Calculate inclusion probabilities

Description

Calculate stratified (first-order) inclusion probabilities.

Usage

inclusion_prob(x, n, strata = gl(1, length(x)), alpha = 0.001, cutoff = Inf)

becomes_ta(x, alpha = 0.001, cutoff = Inf)

Arguments

Details

Within a stratum, the inclusion probability for a unit is given by \pi = nx / \sum x. These values can be greater than 1 in practice, and so they are constructed iteratively by taking units with \pi \geq 1 - \alpha (from largest to smallest) and assigning these units an inclusion probability of 1, with the remaining inclusion probabilities recalculated at each step. If \alpha > 0, then any ties among units with the same size are broken by their position.

The becomes_ta() function reverses this operations and finds the critical sample size at which a unit enters the take-all stratum. This value is undefined for units that are always included in the sample (because their size exceeds cutoff) or never included.

Value

inclusion_prob() returns a numeric vector of inclusion probabilities for each unit in the population.

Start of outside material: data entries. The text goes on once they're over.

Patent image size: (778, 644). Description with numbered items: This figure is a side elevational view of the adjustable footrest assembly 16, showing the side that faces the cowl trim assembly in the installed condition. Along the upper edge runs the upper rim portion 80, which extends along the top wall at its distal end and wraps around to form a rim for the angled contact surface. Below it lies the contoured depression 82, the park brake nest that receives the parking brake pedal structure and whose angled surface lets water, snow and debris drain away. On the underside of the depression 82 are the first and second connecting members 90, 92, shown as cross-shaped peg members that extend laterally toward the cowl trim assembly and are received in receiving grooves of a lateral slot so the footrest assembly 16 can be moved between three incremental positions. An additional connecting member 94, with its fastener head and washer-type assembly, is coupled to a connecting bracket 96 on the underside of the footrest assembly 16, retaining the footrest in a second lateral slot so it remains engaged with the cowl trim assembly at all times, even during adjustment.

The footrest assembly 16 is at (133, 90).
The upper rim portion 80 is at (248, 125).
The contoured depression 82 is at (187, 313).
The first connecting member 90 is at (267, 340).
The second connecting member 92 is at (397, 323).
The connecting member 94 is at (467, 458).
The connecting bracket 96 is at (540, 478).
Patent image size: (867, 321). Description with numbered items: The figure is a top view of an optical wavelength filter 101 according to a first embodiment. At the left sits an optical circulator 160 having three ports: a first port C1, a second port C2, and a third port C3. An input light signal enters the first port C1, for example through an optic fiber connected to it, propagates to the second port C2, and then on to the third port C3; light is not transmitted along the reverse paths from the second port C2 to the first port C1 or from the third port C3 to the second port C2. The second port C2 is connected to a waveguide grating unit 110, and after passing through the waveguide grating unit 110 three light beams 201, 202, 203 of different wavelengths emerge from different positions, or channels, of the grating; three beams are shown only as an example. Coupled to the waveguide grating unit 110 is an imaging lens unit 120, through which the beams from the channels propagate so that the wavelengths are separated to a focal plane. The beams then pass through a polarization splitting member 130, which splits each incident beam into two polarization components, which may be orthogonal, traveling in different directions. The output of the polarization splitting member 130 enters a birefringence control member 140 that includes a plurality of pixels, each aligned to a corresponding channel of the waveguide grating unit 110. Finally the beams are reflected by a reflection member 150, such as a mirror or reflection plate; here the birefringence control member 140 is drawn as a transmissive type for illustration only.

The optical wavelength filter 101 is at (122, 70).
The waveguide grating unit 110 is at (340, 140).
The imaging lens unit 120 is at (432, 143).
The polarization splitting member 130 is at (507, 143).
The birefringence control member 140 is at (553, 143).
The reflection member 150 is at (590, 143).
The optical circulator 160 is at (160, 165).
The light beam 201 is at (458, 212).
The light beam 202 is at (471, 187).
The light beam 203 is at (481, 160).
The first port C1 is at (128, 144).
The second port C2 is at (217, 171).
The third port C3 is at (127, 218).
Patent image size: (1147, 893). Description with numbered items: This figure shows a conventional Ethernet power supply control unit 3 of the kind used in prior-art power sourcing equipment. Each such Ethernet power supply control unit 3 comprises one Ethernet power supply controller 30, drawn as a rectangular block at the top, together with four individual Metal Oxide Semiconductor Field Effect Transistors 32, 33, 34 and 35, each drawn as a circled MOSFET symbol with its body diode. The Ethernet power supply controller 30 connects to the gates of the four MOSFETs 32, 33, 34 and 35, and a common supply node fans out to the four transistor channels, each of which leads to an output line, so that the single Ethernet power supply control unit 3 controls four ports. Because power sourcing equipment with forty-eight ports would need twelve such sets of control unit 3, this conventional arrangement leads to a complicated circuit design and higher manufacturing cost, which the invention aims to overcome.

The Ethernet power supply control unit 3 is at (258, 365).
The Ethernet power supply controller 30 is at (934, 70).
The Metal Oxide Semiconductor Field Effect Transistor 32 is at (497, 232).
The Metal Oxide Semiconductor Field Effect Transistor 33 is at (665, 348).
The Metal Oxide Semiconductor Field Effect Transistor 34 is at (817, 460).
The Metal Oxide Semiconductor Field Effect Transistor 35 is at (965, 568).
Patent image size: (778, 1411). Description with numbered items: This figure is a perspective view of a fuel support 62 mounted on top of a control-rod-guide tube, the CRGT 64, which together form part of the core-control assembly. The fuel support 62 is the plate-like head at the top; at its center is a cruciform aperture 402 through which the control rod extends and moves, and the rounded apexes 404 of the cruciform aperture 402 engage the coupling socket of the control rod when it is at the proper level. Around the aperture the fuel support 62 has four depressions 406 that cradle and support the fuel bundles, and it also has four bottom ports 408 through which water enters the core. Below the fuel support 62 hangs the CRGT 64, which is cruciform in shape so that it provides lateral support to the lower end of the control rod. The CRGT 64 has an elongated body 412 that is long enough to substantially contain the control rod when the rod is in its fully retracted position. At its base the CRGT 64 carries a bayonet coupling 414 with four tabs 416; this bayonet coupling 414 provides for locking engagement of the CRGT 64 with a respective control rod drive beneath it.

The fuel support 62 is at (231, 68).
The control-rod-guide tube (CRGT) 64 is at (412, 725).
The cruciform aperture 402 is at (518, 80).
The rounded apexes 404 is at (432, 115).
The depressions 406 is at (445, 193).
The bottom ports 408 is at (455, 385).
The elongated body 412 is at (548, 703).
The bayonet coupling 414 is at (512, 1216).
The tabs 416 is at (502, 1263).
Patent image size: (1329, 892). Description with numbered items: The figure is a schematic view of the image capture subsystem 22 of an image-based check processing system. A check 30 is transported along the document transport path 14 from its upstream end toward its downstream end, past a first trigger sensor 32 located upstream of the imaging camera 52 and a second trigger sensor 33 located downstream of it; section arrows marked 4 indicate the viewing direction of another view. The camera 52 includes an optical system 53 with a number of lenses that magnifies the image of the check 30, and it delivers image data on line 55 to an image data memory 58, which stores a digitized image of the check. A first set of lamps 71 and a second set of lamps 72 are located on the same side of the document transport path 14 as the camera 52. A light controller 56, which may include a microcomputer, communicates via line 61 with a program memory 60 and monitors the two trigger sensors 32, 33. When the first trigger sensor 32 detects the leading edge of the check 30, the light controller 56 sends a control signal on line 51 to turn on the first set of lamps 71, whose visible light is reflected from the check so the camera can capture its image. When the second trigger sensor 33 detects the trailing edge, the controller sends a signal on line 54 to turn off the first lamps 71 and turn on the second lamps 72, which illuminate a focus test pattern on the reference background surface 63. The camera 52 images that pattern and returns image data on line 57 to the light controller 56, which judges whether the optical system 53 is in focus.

becomes_ta() returns an integer vector giving the sample size at which a unit enters the take-all stratum.

See Also

sps() for drawing a sequential Poisson sample.

Examples

# Make inclusion probabilities for a population with units
# of different size
x <- c(1:10, 100)
(pi <- inclusion_prob(x, 5))

# The last unit is sufficiently large to be included in all
# samples with two or more units
becomes_ta(x)

# Use the inclusion probabilities to calculate the variance of the
# sample size for Poisson sampling
sum(pi * (1 - pi))